A gust of wind smacked into us, and we huddled closer. I wasn't quite sure why we insisted on keeping our hands bare. Both were quite numb, so even the feeling of skin upon skin meant little. But I suppose it was par for course, as far as relationships of the lovelier sort go. Logic and love are casual acquaintances at best.
"Are you sure you're not cold?"
"No, I'm fucking positive that I'm cold."
"What was that last part? I heard 'fucking' and my mind started to wonder..."
"I imagine that's not the only thing."
"I'll bet you do."
"What the hell does that even mean?"
"It means that you're so hot, I'm surprised you don't melt the frost and turn this entire area into a wet mess."
"Well, I don't know about the entire area, but..."
"And that, ladies and gentlemen, is what we in the innuendo business call 'an assist.' "
"Ooo, an audience? I hope they brought gloves. Or at least singles."
"Always the entrepreneur..."
The clouds glided away for a moment, and the moon beamed onto the surface of the water. The surroundings glowed with a surreal light, the sort that is at once brilliant, but devoid of artifice. We stopped walking, and I turned to look at her. When I spoke, it was barely a whisper, as if the mere force of my voice had the power to shatter the serenity in one crashing blow.
"My God, you're beautiful."
"My God, you're pale."
"You're so sweet."
We both smiled, then lightly kissed.
"Careful, we might get stuck together."
"Yes, you've been complaining about it for years. Of course, if your lips were... otherwise occupied, that wouldn't really be a problem, would it?"

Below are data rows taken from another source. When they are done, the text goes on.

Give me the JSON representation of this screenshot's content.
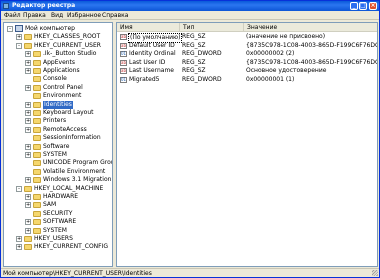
{
  "window": {
    "title": "Редактор реестра"
  },
  "menu": [
    "Файл",
    "Правка",
    "Вид",
    "Избранное",
    "Справка"
  ],
  "tree": [
    {
      "label": "Мой компьютер",
      "level": 0,
      "exp": "-",
      "icon": "computer"
    },
    {
      "label": "HKEY_CLASSES_ROOT",
      "level": 1,
      "exp": "+",
      "icon": "folder"
    },
    {
      "label": "HKEY_CURRENT_USER",
      "level": 1,
      "exp": "-",
      "icon": "folder"
    },
    {
      "label": ".Ik-_Button Studio",
      "level": 2,
      "exp": "+",
      "icon": "folder"
    },
    {
      "label": "AppEvents",
      "level": 2,
      "exp": "+",
      "icon": "folder"
    },
    {
      "label": "Applications",
      "level": 2,
      "exp": "+",
      "icon": "folder"
    },
    {
      "label": "Console",
      "level": 2,
      "exp": "",
      "icon": "folder"
    },
    {
      "label": "Control Panel",
      "level": 2,
      "exp": "+",
      "icon": "folder"
    },
    {
      "label": "Environment",
      "level": 2,
      "exp": "",
      "icon": "folder"
    },
    {
      "label": "Identities",
      "level": 2,
      "exp": "+",
      "icon": "folder",
      "selected": true
    },
    {
      "label": "Keyboard Layout",
      "level": 2,
      "exp": "+",
      "icon": "folder"
    },
    {
      "label": "Printers",
      "level": 2,
      "exp": "+",
      "icon": "folder"
    },
    {
      "label": "RemoteAccess",
      "level": 2,
      "exp": "+",
      "icon": "folder"
    },
    {
      "label": "SessionInformation",
      "level": 2,
      "exp": "",
      "icon": "folder"
    },
    {
      "label": "Software",
      "level": 2,
      "exp": "+",
      "icon": "folder"
    },
    {
      "label": "SYSTEM",
      "level": 2,
      "exp": "+",
      "icon": "folder"
    },
    {
      "label": "UNICODE Program Groups",
      "level": 2,
      "exp": "",
      "icon": "folder"
    },
    {
      "label": "Volatile Environment",
      "level": 2,
      "exp": "",
      "icon": "folder"
    },
    {
      "label": "Windows 3.1 Migration Stat",
      "level": 2,
      "exp": "+",
      "icon": "folder"
    },
    {
      "label": "HKEY_LOCAL_MACHINE",
      "level": 1,
      "exp": "-",
      "icon": "folder"
    },
    {
      "label": "HARDWARE",
      "level": 2,
      "exp": "+",
      "icon": "folder"
    },
    {
      "label": "SAM",
      "level": 2,
      "exp": "+",
      "icon": "folder"
    },
    {
      "label": "SECURITY",
      "level": 2,
      "exp": "",
      "icon": "folder"
    },
    {
      "label": "SOFTWARE",
      "level": 2,
      "exp": "+",
      "icon": "folder"
    },
    {
      "label": "SYSTEM",
      "level": 2,
      "exp": "+",
      "icon": "folder"
    },
    {
      "label": "HKEY_USERS",
      "level": 1,
      "exp": "+",
      "icon": "folder"
    },
    {
      "label": "HKEY_CURRENT_CONFIG",
      "level": 1,
      "exp": "+",
      "icon": "folder"
    }
  ],
  "list": {
    "columns": [
      "Имя",
      "Тип",
      "Значение"
    ],
    "rows": [
      {
        "name": "(По умолчанию)",
        "type": "REG_SZ",
        "value": "(значение не присвоено)",
        "icon": "ab",
        "focused": true
      },
      {
        "name": "Default User ID",
        "type": "REG_SZ",
        "value": "{8735C978-1C08-4003-865D-F199C6F76DC4}",
        "icon": "ab"
      },
      {
        "name": "Identity Ordinal",
        "type": "REG_DWORD",
        "value": "0x00000002 (2)",
        "icon": "bin"
      },
      {
        "name": "Last User ID",
        "type": "REG_SZ",
        "value": "{8735C978-1C08-4003-865D-F199C6F76DC4}",
        "icon": "ab"
      },
      {
        "name": "Last Username",
        "type": "REG_SZ",
        "value": "Основное удостоверение",
        "icon": "ab"
      },
      {
        "name": "Migrated5",
        "type": "REG_DWORD",
        "value": "0x00000001 (1)",
        "icon": "bin"
      }
    ]
  },
  "status": "Мой компьютер\\HKEY_CURRENT_USER\\Identities"
}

I raised my eyebrow, and she promptly mimicked me in that half mocking, half suggestive way that was so positively... quintessential.
I tried to resist, because I hated to think of the smug satisfaction she'd get if I moved first, but I soon gave up and threw myself at her. Chapped lips, numb hands, the worries of today, and the trials of tomorrow were all forgotten as we entwined ourselves in each others' arms. I couldn't think of anywhere I'd rather be.
After a few minutes, my brain got the better of me, and I broke off.
She looked up at me, half-heartedly pouting.
"I think we'd be better off continuing somewhere that isn't, oh, reminiscent of a fucking glacier."
"Hey, if it worked for the cavemen, why not us? We are the evolved ones, right?"
"Oh, just shut up and get to the car."
I turned before she could respond and started walking without looking back.
"Well, are you coming?" I shouted behind me, without fully turning to see if she was following.
"Not yet, but I sure hope to soon."
"It might be sooner than you think," I laughed, as I reached the parking lot and turned to wait.
She threw herself at me and barreled me inside the car. She lay on my chest, as I gazed into her eyes, and my hand moved, as it had so many times, to naturally brush away the strands of hair that had fallen to her face.
She flashed a wicked grin and softly murmured, "darlin', we're just getting warmed up."
4 Comments:
D'aww. That's cute, if a bit stilted. :-)
Yes, my prose generally is. The poetry's generally a bit more fluid, but that's more or less the nature of the beast. Although it may just be a matter of conjecture versus experience.
But hey, I try!
Hey, I didn't say it wasn't worthwhile. 'Cos it is. I was grinning ear-to-ear when I finished reading it, and it wasn't because I found the flaws amusing. I enjoyed it. It was good. Just saying there's room for improvement, is all.
I liked it, dagnabbit.
I appreciate it, really! I didn't mean to imply I thought you hated it; it's just musings on whether it's something I can improve upon or whether I should aim for a different medium.
Really, your input positive and negative (which is ever so rare for people to give) is lovely :).